Now for any smooth function $f$, let $T_2f$ be the second Taylor polynomial of $f$ at $0$, $T_2f(x) = \sum_{i,j} f_{ij}(0)x_ix_j + \sum_i f_i(0)x_i + f(0)$. $$Q(f) = Q(f-T_2f + T_2f) = Q(f-T_2f) + Q(T_2f) = 0 + Q(T_2f)=Q(T_2f).$$
Hence $Q$ only depends on the values of $f$ and its first two partial derivatives at $0$.
Original argument:
Generalizing this, if for all $\epsilon$, $f$ has a neighborhood $U$ of $0$ on which $|f|\le \epsilon$, then $Q(f)=0$.
To see this, observe $f \le \epsilon$ on $U$, so $f-\epsilon \le 0$ on $U$. Thus $Q(f-\epsilon) \le 0$, so $Q(f)\le Q(\epsilon)=\epsilon Q(1)$. Similarly, $f\ge -\epsilon$ on $U$, so $f+\epsilon \ge 0$. Therefore $Q(f+\epsilon) \ge 0$, or $Q(f)\ge -Q(\epsilon) = -\epsilon Q(1)$. Hence $|Q(f)|\le \epsilon Q(1)$. ($Q(1)\ge 0$, since $1\ge 0$).

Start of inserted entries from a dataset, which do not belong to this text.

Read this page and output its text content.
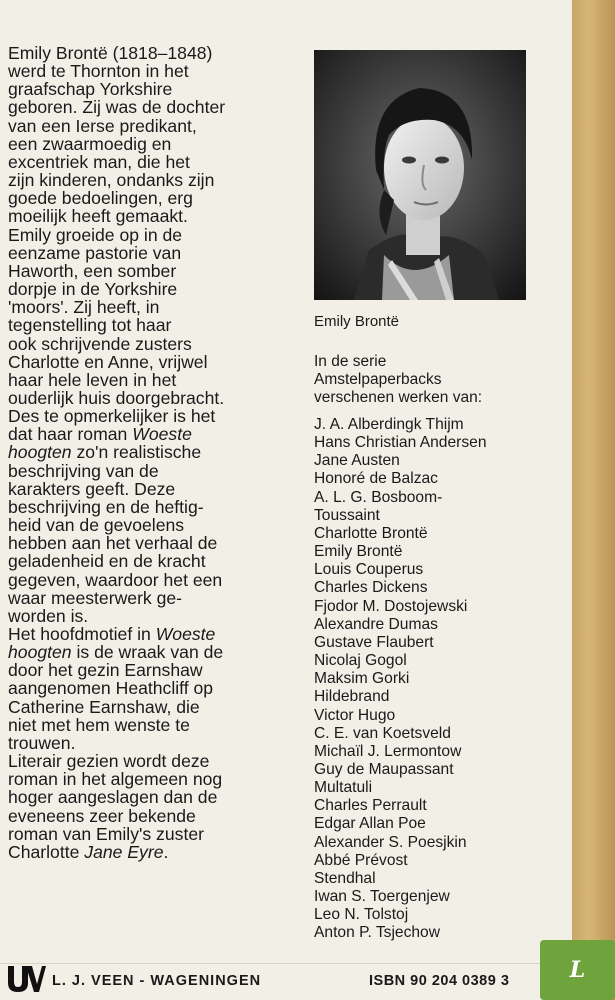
Emily Brontë (1818–1848)

werd te Thornton in het

graafschap Yorkshire

geboren. Zij was de dochter

van een Ierse predikant,

een zwaarmoedig en

excentriek man, die het

zijn kinderen, ondanks zijn

goede bedoelingen, erg

moeilijk heeft gemaakt.

Emily groeide op in de

eenzame pastorie van

Haworth, een somber

dorpje in de Yorkshire

'moors'. Zij heeft, in

tegenstelling tot haar

ook schrijvende zusters

Charlotte en Anne, vrijwel

haar hele leven in het

ouderlijk huis doorgebracht.

Des te opmerkelijker is het

dat haar roman Woeste

hoogten zo'n realistische

beschrijving van de

karakters geeft. Deze

beschrijving en de heftig-

heid van de gevoelens

hebben aan het verhaal de

geladenheid en de kracht

gegeven, waardoor het een

waar meesterwerk ge-

worden is.

Het hoofdmotief in Woeste

hoogten is de wraak van de

door het gezin Earnshaw

aangenomen Heathcliff op

Catherine Earnshaw, die

niet met hem wenste te

trouwen.

Literair gezien wordt deze

roman in het algemeen nog

hoger aangeslagen dan de

eveneens zeer bekende

roman van Emily's zuster

Charlotte Jane Eyre.

Emily Brontë
In de serie
Amstelpaperbacks
verschenen werken van:
J. A. Alberdingk Thijm
Hans Christian Andersen
Jane Austen
Honoré de Balzac
A. L. G. Bosboom-
Toussaint
Charlotte Brontë
Emily Brontë
Louis Couperus
Charles Dickens
Fjodor M. Dostojewski
Alexandre Dumas
Gustave Flaubert
Nicolaj Gogol
Maksim Gorki
Hildebrand
Victor Hugo
C. E. van Koetsveld
Michaïl J. Lermontow
Guy de Maupassant
Multatuli
Charles Perrault
Edgar Allan Poe
Alexander S. Poesjkin
Abbé Prévost
Stendhal
Iwan S. Toergenjew
Leo N. Tolstoj
Anton P. Tsjechow
L. J. VEEN - WAGENINGEN	ISBN 90 204 0389 3	L
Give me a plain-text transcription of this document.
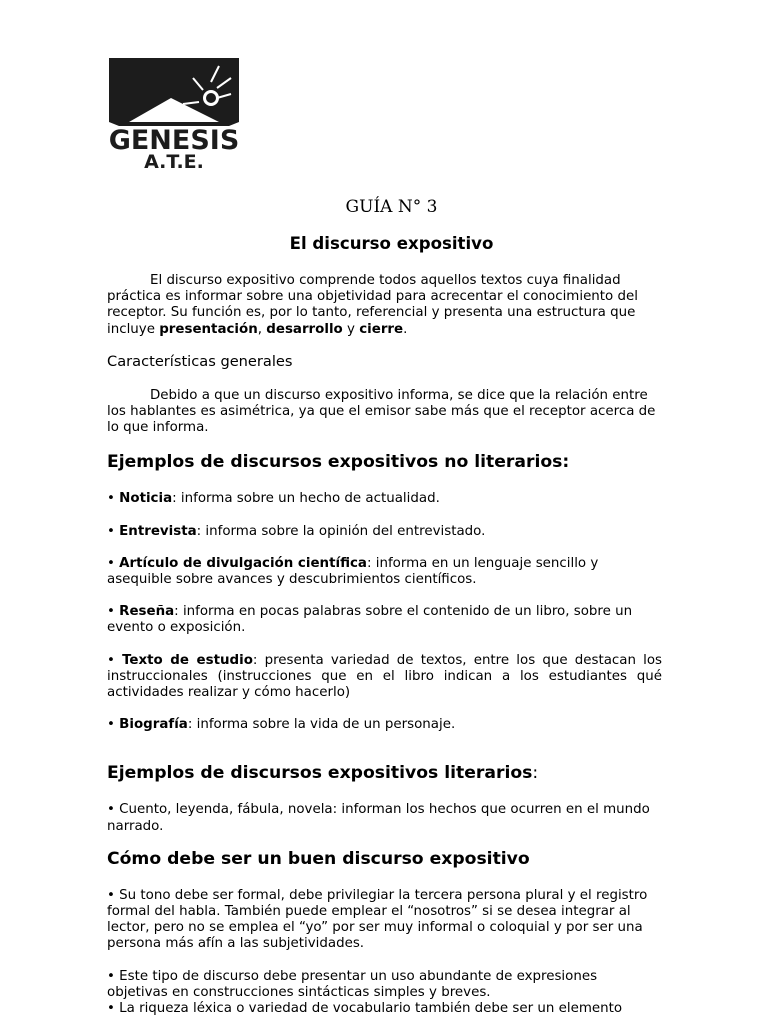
GENESIS
A.T.E.

GUÍA N° 3

El discurso expositivo

El discurso expositivo comprende todos aquellos textos cuya finalidad práctica es informar sobre una objetividad para acrecentar el conocimiento del receptor. Su función es, por lo tanto, referencial y presenta una estructura que incluye presentación, desarrollo y cierre.

Características generales

Debido a que un discurso expositivo informa, se dice que la relación entre los hablantes es asimétrica, ya que el emisor sabe más que el receptor acerca de lo que informa.

Ejemplos de discursos expositivos no literarios:

• Noticia: informa sobre un hecho de actualidad.

• Entrevista: informa sobre la opinión del entrevistado.

• Artículo de divulgación científica: informa en un lenguaje sencillo y asequible sobre avances y descubrimientos científicos.

• Reseña: informa en pocas palabras sobre el contenido de un libro, sobre un evento o exposición.

• Texto de estudio: presenta variedad de textos, entre los que destacan los instruccionales (instrucciones que en el libro indican a los estudiantes qué actividades realizar y cómo hacerlo)

• Biografía: informa sobre la vida de un personaje.

Ejemplos de discursos expositivos literarios:

• Cuento, leyenda, fábula, novela: informan los hechos que ocurren en el mundo narrado.

Cómo debe ser un buen discurso expositivo

• Su tono debe ser formal, debe privilegiar la tercera persona plural y el registro formal del habla. También puede emplear el “nosotros” si se desea integrar al lector, pero no se emplea el “yo” por ser muy informal o coloquial y por ser una persona más afín a las subjetividades.

• Este tipo de discurso debe presentar un uso abundante de expresiones objetivas en construcciones sintácticas simples y breves.

• La riqueza léxica o variedad de vocabulario también debe ser un elemento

Since this is true for all $\epsilon$, $|Q(f)|=0$, so $Q(f)=0$.
However $f$ is continuous, so if $f(0)=0$, then by continuity, there is such a neighborhood for every $\epsilon$. Thus this seems to say that if $f(0)=0$, $Q(f)=0$.
Thus we seem to have $$Q(f)=Q(f-f(0)+f(0))=Q(f-f(0))+f(0)Q(1) = 0 + f(0)Q(1)=Q(1)f(0)$$ for all $f$. However, perhaps I've made a mistake somewhere, since you seem to suggest that $Q$ could depend on the first or second derivatives of $f$.